第501話・大成長! 執行者テオドール
「おいおいマジ!? 君こんな強かったっけ!?」
――――大天使ガブリエルVS執行者テオドール。
第4エリアでは実力に明確な差があった2人だが、現在の戦況は当時と真逆。
激しい魔力を纏ったテオドールが、両手を空中で突き出した。
「40.6センチ――――『二連装・ショックカノン』!!!」
「ッ!!」
とっさに回避機動。
流れて行ったショックカノンは、ビルを一瞬で粉砕してしまった。
前回の戦いでは、まともに受けても大したダメージにはならなかった。
だが今は違う。
食らえば致命傷は不可避、明らかに威力が向上していた。
「さっきから避けてばかりですね、第4エリアの時みたいにワザと受けてくれないのですか?」
幼い顔が、挑発気味に笑う。
ガブリエル自身、不思議でしょうがなかった。
「君、この数週間でなにがあったのさ? 明らかに強くなってない?」
「おや、知りたいですか?」
ニッと笑ったテオドールが、瞬時に姿を消す。
否、目で捉えられない速度で肉薄してきたのだ。
「ヤ〇ト新章の本予告を見たからです!!!」
接近した自称”宇宙戦艦の主砲系女子”は、アニメから得た知見を元に新たな魔法を開発した。
「魔力回路、臨界稼働!!!」
テオドールの銀髪が、淡さを飛び越えて一気に光り輝いた。
魔力出力が爆発的に上昇し、打ち込まれた拳の威力も通常時の比ではない。
「ぐぉあああッ!!?」
吹っ飛んだガブリエルは、基地を数百メートル転がった。
これこそ、彼女が対格上用に開発した新技だ。
「私の中にある魔力回路を、一瞬だけ臨界状態まで持っていく。負担は大きいですが……」
眼前に降り立つ。
血を流しながら起き上がるガブリエルを見て、彼女は不敵に笑う。
「それなりに見返りはありますね」
「ふんっ、大層な名前だけどやってることは一時的なオーバークロック。
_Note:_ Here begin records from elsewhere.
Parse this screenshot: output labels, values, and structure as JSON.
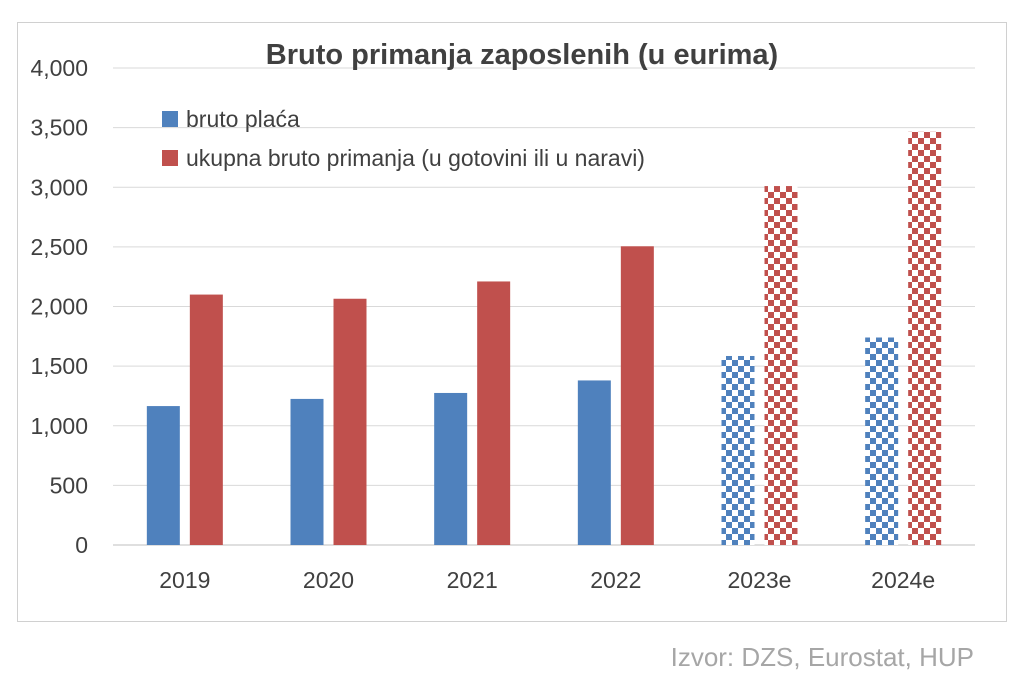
{
  "chart_data": {
    "type": "bar",
    "title": "Bruto primanja zaposlenih (u eurima)",
    "categories": [
      "2019",
      "2020",
      "2021",
      "2022",
      "2023e",
      "2024e"
    ],
    "estimated_categories": [
      "2023e",
      "2024e"
    ],
    "series": [
      {
        "name": "bruto plaća",
        "color": "#4f81bd",
        "values": [
          1165,
          1225,
          1275,
          1380,
          1585,
          1740
        ]
      },
      {
        "name": "ukupna bruto primanja (u gotovini ili u naravi)",
        "color": "#c0504d",
        "values": [
          2100,
          2065,
          2210,
          2505,
          3010,
          3465
        ]
      }
    ],
    "ylim": [
      0,
      4000
    ],
    "yticks": [
      "0",
      "500",
      "1,000",
      "1,500",
      "2,000",
      "2,500",
      "3,000",
      "3,500",
      "4,000"
    ],
    "ytick_values": [
      0,
      500,
      1000,
      1500,
      2000,
      2500,
      3000,
      3500,
      4000
    ],
    "grid": true,
    "legend_position": "top-left",
    "xlabel": "",
    "ylabel": ""
  },
  "source": "Izvor: DZS, Eurostat, HUP"
}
仕組みさえわかれば脅威じゃないよ」
「おや、いつわたしの芸がこれだけだと思いましたか?」
「ッ!!」
この数週間、執行者テオドールの生活は怠惰の極みだった。
自由時間さえあればアニメかマンガをずっと見て、たまにタブレットでソシャゲ。
普通の人間であればヒッキーと言われても良いレベルだが、これが功を奏した。
「第4エリアでは貴方の硬さに押し負けましたが、それももう通じません」
もう知っての通り、テオドールの魔法は日本のカルチャーに影響を強く受けている。
ただの消費行動も、彼女にとっては新技開発の勉強となっていたのだ。
「よっ」
飛び上がったテオドールは光の剣を3本出現させると、先端を大天使に向ける。
「『波動カートリッジ・ソード』! 発射!!!」
底部で炸裂魔法を発生させ、爆炎と共に剣を撃ち出す。
ガブリエルは即座に防御の体勢を取った。
「『イージス・ディフェンス』!!」
第4エリアでは、全力のショックカノンすら軽く防いだ魔法。
案の定、光の剣は防壁にアッサリ突き刺さってしまう。
爆発の威力で速度を稼いでの貫通を狙ったのだろうが、所詮は女児の小細工。
笑止千万と思った瞬間だった。
「なっ……にぃっ!??」
――――ギャリギャリギャリッ――――!!!
剣の勢いは全く止まっていなかった。
高速回転しながら、防御魔法を削り始めたのだ。
「魔力回路、臨界稼働!!!」
再びテオドールの銀髪がまぶしく輝く。
直後に、刺さっていた剣へ彼女の魔力が共鳴。
臨界状態の魔力を通して、ガブリエルの防御魔法に対して逆の振動波を発生。
結果――――
「ぐぅお!!!」
相殺された防御魔法に穴が開き、ガブリエルの体へ突き刺さった。
鮮血がボタボタと流れ落ち、あの硬かった宿敵へ大ダメージを与える。
「第4エリアであれだけ貴方にボコられたのです、対策を複数用意してメタるのは当然では?」
「ッ……!!」
剣を抜き、すぐさま治癒魔法で傷を塞ぐ。
だが、この大ダメージをそう何度も回復はできない。
「錠前が出るまでもありません、そうですね」
数歩前に出たテオドールは、笑みを隠さなかった。